I'm trying to figure out how I feel about Zack Snyder's Sucker Punch. There are three basic problems that I'm working to overcome as I think about the movie. First is the writer and director himself. I actually liked Watchmen much more than most critics seem to have. I thought it was a visually lovely recreation of difficult source material, and if there wasn't much heart there, well, it's hard to add backstory and depth to a world that's already so richly, if sometimes inertly, populated. 300 is awful as a live-action movie—I caught the beginning on cable again recently, and it's as portentous and silly as I remember—but as narrated animation, it's slightly (I mean very slightly) more compelling. In other words, I think the record is kind of mixed.

Then, there's the subject material. Sucker Punch is about a traumatized girl locked up in a mental asylum and about to be lobotomizes who imagines that some of her fellow inmates are warriors helping her escape. I've never thought that Snyder was a director with a unique sensitivity to women and women's issues. And 1950's repression, the misuse of the mental health system, and the fantasy lives of women are definitely issues that require some sensitivity, which I think of as distinct from delicacy and squeamishness. But I am encouraged by the fact that Snyder pushed for a movie with a large number of female leads at all. I just hope they'll be people to him, as opposed to toys.

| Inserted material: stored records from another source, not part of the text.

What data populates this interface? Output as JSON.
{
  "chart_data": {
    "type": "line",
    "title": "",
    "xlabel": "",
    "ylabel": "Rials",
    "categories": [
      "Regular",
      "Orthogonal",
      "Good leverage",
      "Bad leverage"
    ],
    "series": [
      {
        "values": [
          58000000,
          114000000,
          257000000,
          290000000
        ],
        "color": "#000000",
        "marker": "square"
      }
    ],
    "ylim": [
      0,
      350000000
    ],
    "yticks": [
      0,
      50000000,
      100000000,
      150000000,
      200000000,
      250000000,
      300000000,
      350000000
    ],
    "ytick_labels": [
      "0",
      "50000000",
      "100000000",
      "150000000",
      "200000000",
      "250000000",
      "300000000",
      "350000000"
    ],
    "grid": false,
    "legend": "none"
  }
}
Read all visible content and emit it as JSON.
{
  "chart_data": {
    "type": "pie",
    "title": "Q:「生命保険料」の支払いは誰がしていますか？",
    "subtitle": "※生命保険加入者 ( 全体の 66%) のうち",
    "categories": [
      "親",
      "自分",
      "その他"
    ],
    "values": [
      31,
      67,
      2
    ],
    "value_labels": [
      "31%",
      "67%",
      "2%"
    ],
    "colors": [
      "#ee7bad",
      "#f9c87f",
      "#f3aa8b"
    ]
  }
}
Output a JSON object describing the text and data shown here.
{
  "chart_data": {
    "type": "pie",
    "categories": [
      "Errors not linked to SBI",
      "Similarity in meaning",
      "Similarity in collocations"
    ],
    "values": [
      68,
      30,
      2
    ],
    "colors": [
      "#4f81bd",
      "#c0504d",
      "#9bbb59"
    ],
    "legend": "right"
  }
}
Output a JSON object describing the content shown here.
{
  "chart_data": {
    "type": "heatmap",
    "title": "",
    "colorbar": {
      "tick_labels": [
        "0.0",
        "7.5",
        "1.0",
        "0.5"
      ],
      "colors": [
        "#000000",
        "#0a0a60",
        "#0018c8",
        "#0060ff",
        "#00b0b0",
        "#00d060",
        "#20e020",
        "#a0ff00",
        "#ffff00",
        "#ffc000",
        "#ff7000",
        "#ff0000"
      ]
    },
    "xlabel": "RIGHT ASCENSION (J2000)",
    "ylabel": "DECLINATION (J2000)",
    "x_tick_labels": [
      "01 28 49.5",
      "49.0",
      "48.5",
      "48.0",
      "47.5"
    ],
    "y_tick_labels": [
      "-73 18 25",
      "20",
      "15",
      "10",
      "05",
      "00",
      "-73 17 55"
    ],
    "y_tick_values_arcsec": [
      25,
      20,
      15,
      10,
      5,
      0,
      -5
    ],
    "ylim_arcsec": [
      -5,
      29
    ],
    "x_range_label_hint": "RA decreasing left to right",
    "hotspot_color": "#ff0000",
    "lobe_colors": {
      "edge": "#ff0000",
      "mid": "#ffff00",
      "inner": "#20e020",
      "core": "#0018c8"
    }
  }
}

The stills that have been released from the movie don't particularly swing me in either direction that question. The girls are undeniably cheesecake, complete with lollipops, fishnets, and plunging leather necklines. But are they cheesecake of their own imagination and invention? Or of Snyder's? Of course they're Snyder's creations, but they could be his creations in a way that shows close attention and care to what girls in that situation might have dreamed up. These aren't particularly 1950's fantasies, and I actually think they'd be more interesting if they were. That's what I worry most about this movie, that the setting is just a throwaway to add some lurid danger to the concept Snyder really wants to play with, hot girls with guns. It's fine to want to work on that concept. But if so, why not just go for it, instead of adding a tetchy frame device?